December 08, 2006
Regents approve degree program for fire chiefs
For Immediate Release
Friday, Dec. 8, 2006
The University of Alaska Board of Regents this week approved a new degree program aimed at training the state's next generation of fire chiefs and other emergency services managers.
The program, a bachelor's degree in emergency management at the University of Alaska Fairbanks, would combine the technical emergency services training at UAF's Tanana Valley Campus with the business administration courses taught through the UAF School of Management. Enrollment in the new program will start in fall 2007 and is expected to initially attract 10 students, with enrollment growing to 40 students by fall 2009.
"The goal is to train the future fire chiefs or other emergency service administrators right here in Alaska," said Mike McGowan, associate professor and coordinator of TVC's emergency services program. "It used to be that an associate degree was the final degree for people wanting to become leaders in emergency services. More and more today, a bachelor's degree is becoming the standard."
About 10 fire chief positions open annually throughout the state, McGowan said, and recruiters often must look to the Lower 48 to fill the vacancies. By 2009, the National Fire Academy's executive fire officer training school will require all candidates to have a baccalaureate degree, so it's important the state's university offer such training, he said.
Regents also approved a new certificate in civic engagement at the University of Alaska Anchorage designed to more strongly connect volunteerism and community service to existing majors and programs within UAA. The certificate, which will be available next semester, could be obtained at the same time a student pursues a bachelor's degree or as an additional credential after the degree is earned.
The University of Alaska Southeast's School of Education also received approval for two new programs-a graduate certificate in special education and a Master of Education in special education. Students who complete the graduate certificate would be qualified to teach in a K-12 classroom. An additional nine credits would qualify for the master's degree. The two new degrees build upon UAS' already successful undergraduate and graduate programs in teacher education. Students will be able to enroll in both programs starting in summer 2007.
The board also approved a cost increase for the UAF School of Fisheries and Ocean Sciences' facility at Lena Point, in Juneau. The project, slated for construction in March, came in $3 million above earlier budget estimates of $21.5 million due to a mini-construction boom in Juneau, which has created a labor shortage and driven up local costs. Competing construction projects include a new high school in the Mendenhall Valley, a Wal-Mart, Home Depot and additions and renovations at Bartlett Regional Hospital.
The cost increase is known relatively early in the process because of the use of a construction manager working closely with the architect and the university, a process known as "construction manager at risk." Using the construction manager eliminates "bid-day surprises" that sometimes come with the design-bid-build process most often associated with public construction projects.
Juneau's mini-boom also caused the renovation of the Gitkov building, the old Horton Hardware building at Auke Bay, to cost an extra $565,000, from $1.3 million to $1.9 million. Bids came in higher than expected.
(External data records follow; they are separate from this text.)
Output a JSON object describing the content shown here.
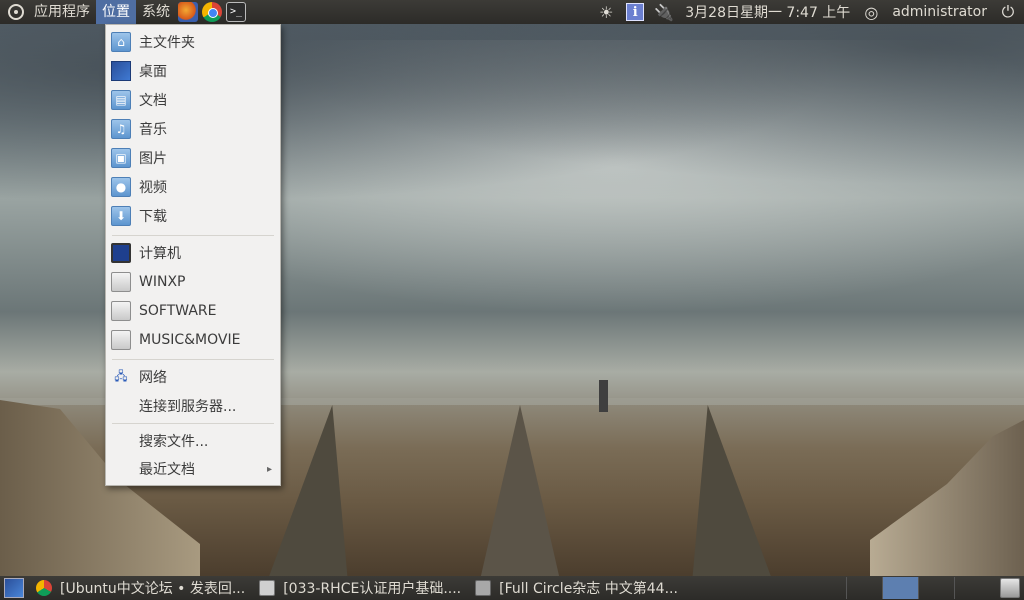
{
  "top_panel": {
    "menus": {
      "applications": "应用程序",
      "places": "位置",
      "system": "系统"
    },
    "launchers": [
      "firefox-icon",
      "chrome-icon",
      "terminal-icon"
    ],
    "terminal_glyph": ">_",
    "indicators": {
      "brightness_icon": "sun-icon",
      "info_icon_text": "i",
      "datetime": "3月28日星期一  7:47 上午",
      "user": "administrator"
    }
  },
  "places_menu": {
    "items": [
      {
        "label": "主文件夹",
        "icon": "home-folder-icon"
      },
      {
        "label": "桌面",
        "icon": "desktop-icon"
      },
      {
        "label": "文档",
        "icon": "documents-folder-icon"
      },
      {
        "label": "音乐",
        "icon": "music-folder-icon"
      },
      {
        "label": "图片",
        "icon": "pictures-folder-icon"
      },
      {
        "label": "视频",
        "icon": "videos-folder-icon"
      },
      {
        "label": "下载",
        "icon": "downloads-folder-icon"
      },
      {
        "label": "计算机",
        "icon": "computer-icon"
      },
      {
        "label": "WINXP",
        "icon": "drive-icon"
      },
      {
        "label": "SOFTWARE",
        "icon": "drive-icon"
      },
      {
        "label": "MUSIC&MOVIE",
        "icon": "drive-icon"
      },
      {
        "label": "网络",
        "icon": "network-icon"
      },
      {
        "label": "连接到服务器...",
        "icon": ""
      },
      {
        "label": "搜索文件...",
        "icon": ""
      },
      {
        "label": "最近文档",
        "icon": "",
        "submenu": true
      }
    ]
  },
  "taskbar": {
    "tasks": [
      {
        "label": "[Ubuntu中文论坛 • 发表回...",
        "icon": "chrome-icon"
      },
      {
        "label": "[033-RHCE认证用户基础....",
        "icon": "document-icon"
      },
      {
        "label": "[Full Circle杂志 中文第44...",
        "icon": "pdf-viewer-icon"
      }
    ],
    "workspaces": 4,
    "active_workspace": 1
  },
  "colors": {
    "panel": "#3c3b37",
    "menu_bg": "#f2f1f0",
    "active_menu": "#4f6ea2",
    "folder_blue": "#5d95cf"
  }
}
The building is being renovated to house the student bookstore and administrative offices.
In other action, the board:
* Approved a contract extension for UA President Mark Hamilton through June 2009, setting a base salary at $300,000 annually and additional $70,000 bonuses for each year under the contract that he remains at the head of the 15 campus, statewide system;
* Approved code corrections at UAF's Fine Arts building, estimated at $8.3 million;
* OK'd schematic design for $5.7 million to renovate a wing of UAF's Arctic
* Approved the state Department of Health and Social Service's new virology lab, on the UAF campus. Policy requires board approval for all buildings built on university property. The new state-owned building will provide opportunities for collaboration between the state and UAF researchers in the areas of animal and human health;
* Authorized the UA Foundation, the non-profit entity that manages privately raised funds for the university, to assess a 1 percent fee on all endowments currently held by the foundation, as well as future endowments; and a 1 percent gift fee on current donations, replacing a 5 percent fee previously on the books;
* Voted to keep Mary K. Hughes of Anchorage as board chair for another year. Cynthia Henry of Fairbanks will serve as vice-chair, Mike Snowden of Sitka will be secretary and Carl Marrs of Anchorage will be treasurer.
The board also heard several reports from rural school district superintendents about UA's K-12 teacher mentoring program, which has reduced teacher turnover for participating districts. They also received an update on outreach efforts for the upcoming International Polar Year, a multi-national period of intensified polar research with heavy participation from UA. Local outreach efforts will include an art and essay contest for school children as well as numerous public lectures and forums across Alaska.
In addition, regents attended a ribbon-cutting ceremony for the new Biological Research and Diagnostic facility on UAF's West Ridge and a farewell dinner to thank and acknowledge four regents whose terms expire in February--Brian Rogers of Fairbanks, Fran Rose of Anchorage, Joe Usibelli Jr. of Healy and Tim Brady of Anchorage. The regents must continue serving until Gov. Sarah Palin nominates replacements. New regents could be in place by the time of the board's next regular meeting, slated for February in Juneau.